Tuesday, 19 November 2002 - 2:00 PM
Hilton San Francisco Franciscan Room A (100)

This presentation is part of CESS-42. Community Outreach: Knowing Your Community and Achieving Cessation

Group Cessation: Does Knowing Your Community Increase Participation?

Amy E. Sayre, MPH, Vermont Department of Health, Tobacco Control Program, asayre@vdh.state.vt.us, Garbarino Karen, MPH, kgarbar@vdh.state.vt.us, Suzanne Kelley, MSW, skelley@vdh.state.vt.us.

Learning Objectives: identify lessons learned from Vermont's community cessation pilot program.

Abstract:
Problem/Objective: Utilizing funds from the Centers for Disease Control and Prevention and the Master Settlement Agreement (MSA), the Vermont Department of Health (VDH) has been funding community coalitions for the past four years to implement tobacco prevention strategies. Last year, VDH has established a toll-free QuitLine and a statewide system for cessation classes and counseling through Vermontís 14 hospitals with MSA funds. However, community coalitions identified additional needs for cessation programming in their communities that specifically focus on increasing the number of groups in locations that would target populations perceived to be highest need.
METHODS: In response to coalition demand and the availability of MSA funding, VDH created a funding opportunity for coalitions to implement cessation classes in their communities. The RFP required communities to implement research-based programs, collaborate with existing statewide cessation programs, and participate in extensive data collection.
RESULTS: Communities applied for $10,000 grants with plans to implement cessation programs reaching primarily high-risk populations. The program and data collection will be complete prior to the National Conference with initial data to be presented.
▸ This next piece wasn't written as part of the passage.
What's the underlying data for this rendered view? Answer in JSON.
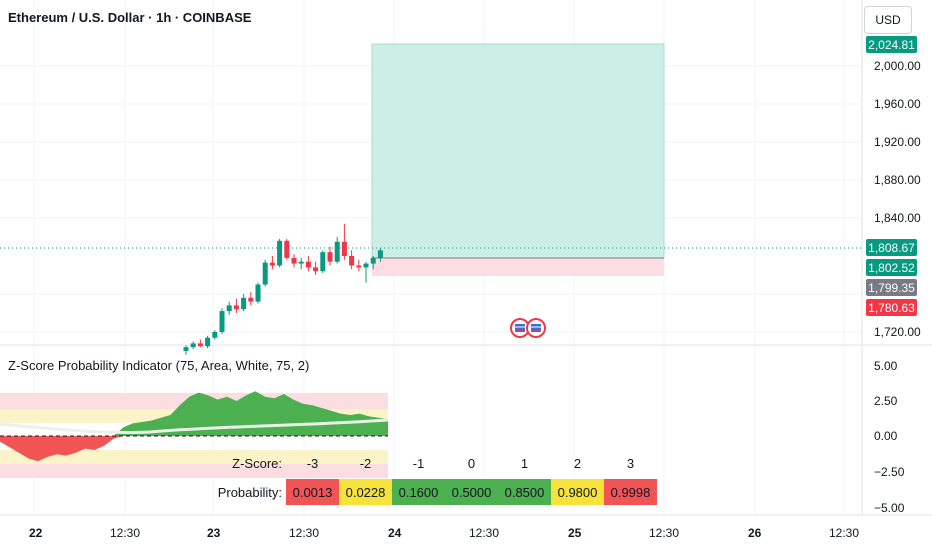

Discussion: It has been difficult in Vermont to recruit and retain participation in our cessation classes. However, through coalitions that have experience in tobacco prevention and an understanding of their community, it is expected that success in group recruitment and retention will be greatly improved. The purpose of this pilot project is to learn if communities have more success in recruiting and retaining participants for cessation groups. Initial data will be presented at the conference.